In Laura Ingalls Wilder’s Little House books, she records the memories of Christmases spent in the Big Woods and on the Prairie, among other places in the American frontier during the late 1800s. A typical pioneer Christmas included an extraordinary meal, consisting of foods that they didn’t eat often, with a few special treats and the company of their closest family or neighbors. There weren’t really Christmas gifts to speak of. The things they looked forward to were peppermint sticks in new tin cups, an orange (yes, I just said “an orange”), and maybe Pa or Ma would have made them a new toy out of cornhusks or rags or something. Store-bought presents simply weren’t part of their celebration. They were poor in material things—the polar opposite of American society 130 years later.
That’s not to say they were an impoverished people, however. The families generally ate very high quality food and kept stores of it—the garden’s best, fresh meats and fresh baked goods. They perhaps only had two or three changes of clothes, but the clothes they had were of a quality so fine that many of them have lasted to today to be sold in antique and vintage stores. And most of all, they were a very rich people in quality of relationships. A sense of community was real (not virtual); families were intact and a strong, generally positive influence in a person’s life; time spent in each other’s company was plentiful as fathers and sons worked together and mothers taught daughters everything from their ABCs to how to make a flaky pie crust. And when they came together on a special occasion to celebrate a birthday or Christmas, nothing was missing. They had each other, and they truly celebrated their mutual presence—without presents. These were a people rich in sentimentality—the polar opposite of American society 130 years later.
Don’t believe it? Let me just ask. Last year, did you, for at least one person on your Christmas list, walk the mall or a department store aimlessly looking for any sort of hint as to what you might be able to buy for a present? That, my friend, is sentimental poverty in gift giving.
Each year for the past five years, I’ve been challenging my family to do something different at Christmas—something countercultural that gets more to the heart of celebrating the birth of Christ. This year my challenge is to give a sentimental gift. It can be anything—new, used, antique, handmade, intangible, or otherwise, as long as you know it will genuinely touch the heart of the receiver.
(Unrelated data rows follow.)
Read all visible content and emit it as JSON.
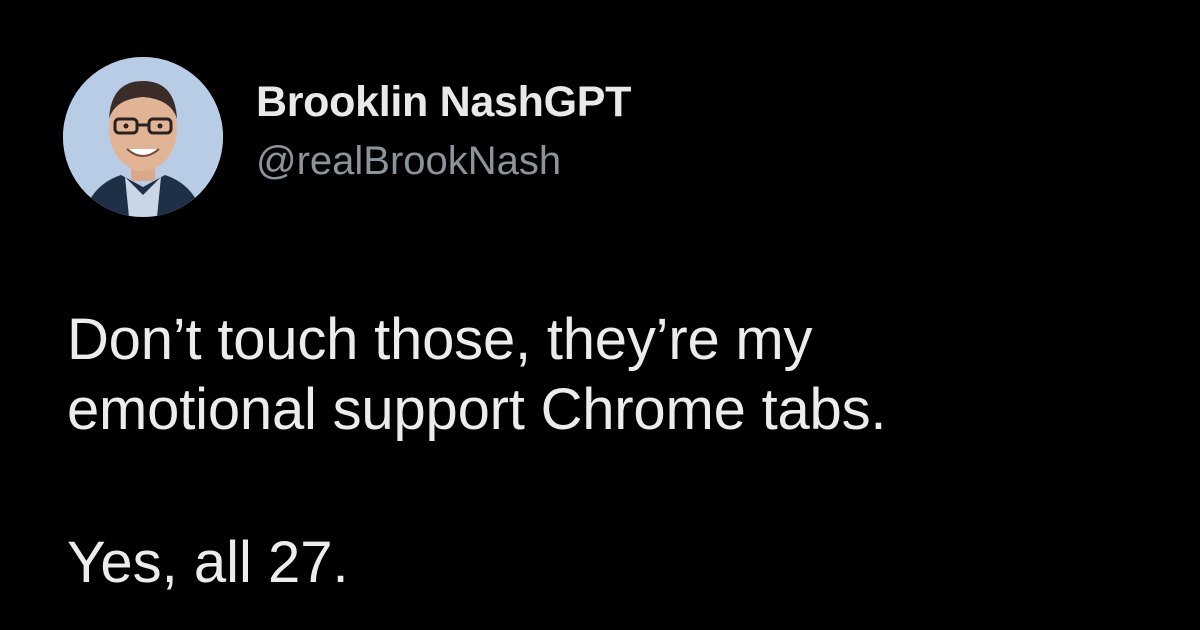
{
  "tweet": {
    "author": {
      "display_name": "Brooklin NashGPT",
      "handle": "@realBrookNash",
      "avatar_icon": "person-portrait-avatar"
    },
    "text": {
      "line1": "Don’t touch those, they’re my",
      "line2": "emotional support Chrome tabs.",
      "line3": "Yes, all 27."
    }
  },
  "colors": {
    "background": "#000000",
    "primary_text": "#e7e9ea",
    "secondary_text": "#8b949b",
    "avatar_bg": "#b9cce6"
  }
}
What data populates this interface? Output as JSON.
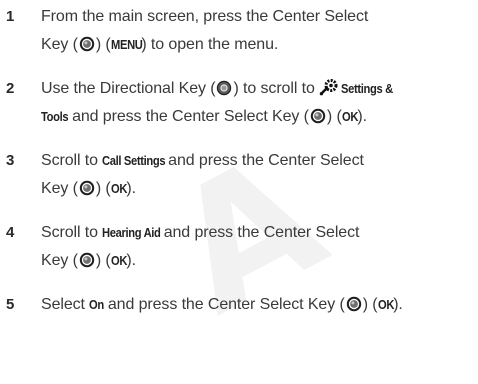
{
  "steps": [
    {
      "number": "1",
      "text": {
        "a": "From the main screen, press the Center Select",
        "b": "Key (",
        "c": ") (",
        "menu": "MENU",
        "d": ") to open the menu."
      }
    },
    {
      "number": "2",
      "text": {
        "a": "Use the Directional Key (",
        "b": ") to scroll to",
        "settings": "Settings &",
        "tools": "Tools",
        "c": "and press the Center Select Key (",
        "d": ") (",
        "ok": "OK",
        "e": ")."
      }
    },
    {
      "number": "3",
      "text": {
        "a": "Scroll to",
        "target": "Call Settings",
        "b": "and press the Center Select",
        "c": "Key (",
        "d": ") (",
        "ok": "OK",
        "e": ")."
      }
    },
    {
      "number": "4",
      "text": {
        "a": "Scroll to",
        "target": "Hearing Aid",
        "b": "and press the Center Select",
        "c": "Key (",
        "d": ") (",
        "ok": "OK",
        "e": ")."
      }
    },
    {
      "number": "5",
      "text": {
        "a": "Select",
        "target": "On",
        "b": "and press the Center Select Key (",
        "c": ") (",
        "ok": "OK",
        "e": ")."
      }
    }
  ],
  "icons": {
    "center_select_key": "center-select-key-icon",
    "directional_key": "directional-key-icon",
    "settings_tools": "settings-tools-gear-icon"
  },
  "watermark": {
    "visible_text": "A"
  },
  "colors": {
    "body_text": "#3a3a3a",
    "step_number": "#2a2a2a",
    "watermark": "#f2f2f2"
  }
}
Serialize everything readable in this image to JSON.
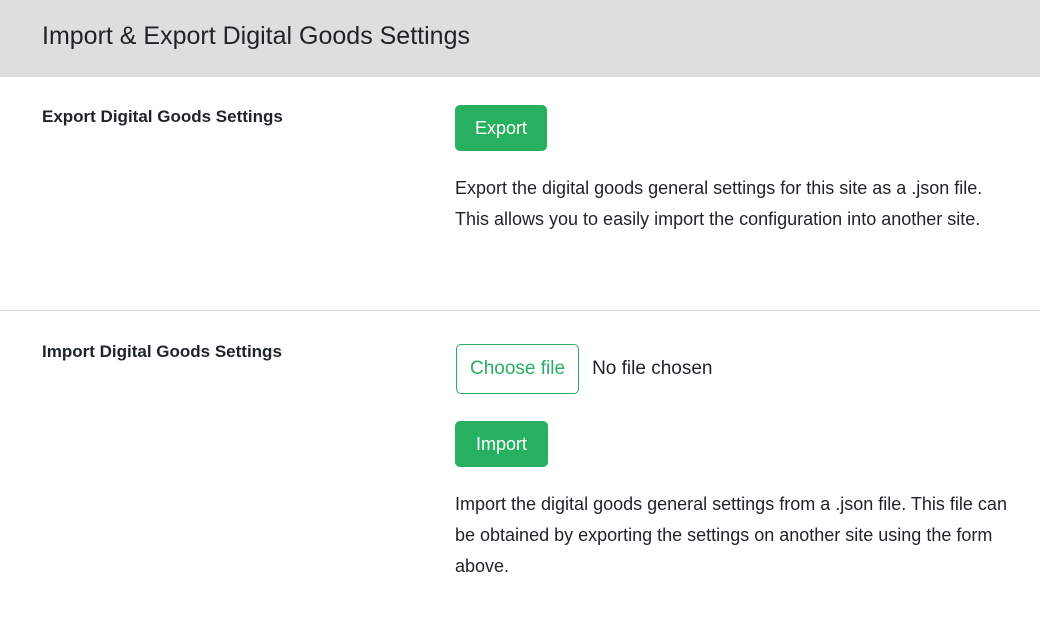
{
  "header": {
    "title": "Import & Export Digital Goods Settings"
  },
  "export_section": {
    "label": "Export Digital Goods Settings",
    "button_label": "Export",
    "description": "Export the digital goods general settings for this site as a .json file. This allows you to easily import the configuration into another site."
  },
  "import_section": {
    "label": "Import Digital Goods Settings",
    "file_button_label": "Choose file",
    "file_status": "No file chosen",
    "button_label": "Import",
    "description": "Import the digital goods general settings from a .json file. This file can be obtained by exporting the settings on another site using the form above."
  },
  "colors": {
    "accent": "#27b060",
    "header_bg": "#dedede",
    "divider": "#dcdcde"
  }
}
Give a gift that has absolutely no chance of being regifted or returned, because you are certain of its sentimental worth.
When I announced this challenge to my immediate family, my husband and daughter groaned and looked sickly. Yeah—the idea was counter to their culture, too. My daughter was not only afraid of what she might get (or not get); she was also afraid of not being able to think of good gifts for others. The first is really not a major concern if we can just deal with the second. Yes, this is a challenge. Gifting something rich in sentiment requires a good deal of thought, and walking around the mall on Christmas Eve will be of absolutely no help. If you’re afraid you, too, might fail, why not start with just two people on your list and try to give a sentiment-rich gift?
What’s on their bucket list? What are the things that really satisfy them? Whom do they miss? What do they miss?
My husband’s favorite football team is the Philadelphia Eagles, and he has always wanted to see them play in person some day; it’s on his bucket list. So my gift to him is going to be tickets for him and our son to a football game. It’s a once in a lifetime thing for him (he’s 47 and has never done it yet), and he gets to share it with his son. That’s incredibly special.
But it doesn’t have to be over the top like that. My grandfather, now deceased, wrote a little booklet of his life experiences. We have a few copies of the poorly typed and laid out publication. For my mother, I’m going to add some more pictures have it printed professionally. There are plenty of services that make this an affordable and easy project, if I just send the book in a Word document.
The possibilities are endless and so incredibly personal that it’s nearly impossible to suggest a list. What’s required is time, spent in solitude and in thought about this person who is genuinely so special to you that you want to express that relationship in a gift given on the occasion of Christ’s birth. It takes an unusual amount of consideration of the other person, which is a large part of the gift.
Well, better start “shopping” for those special people in your life. If you take this challenge, I’d love to hear your ideas or your experience when your special someone opens your gift.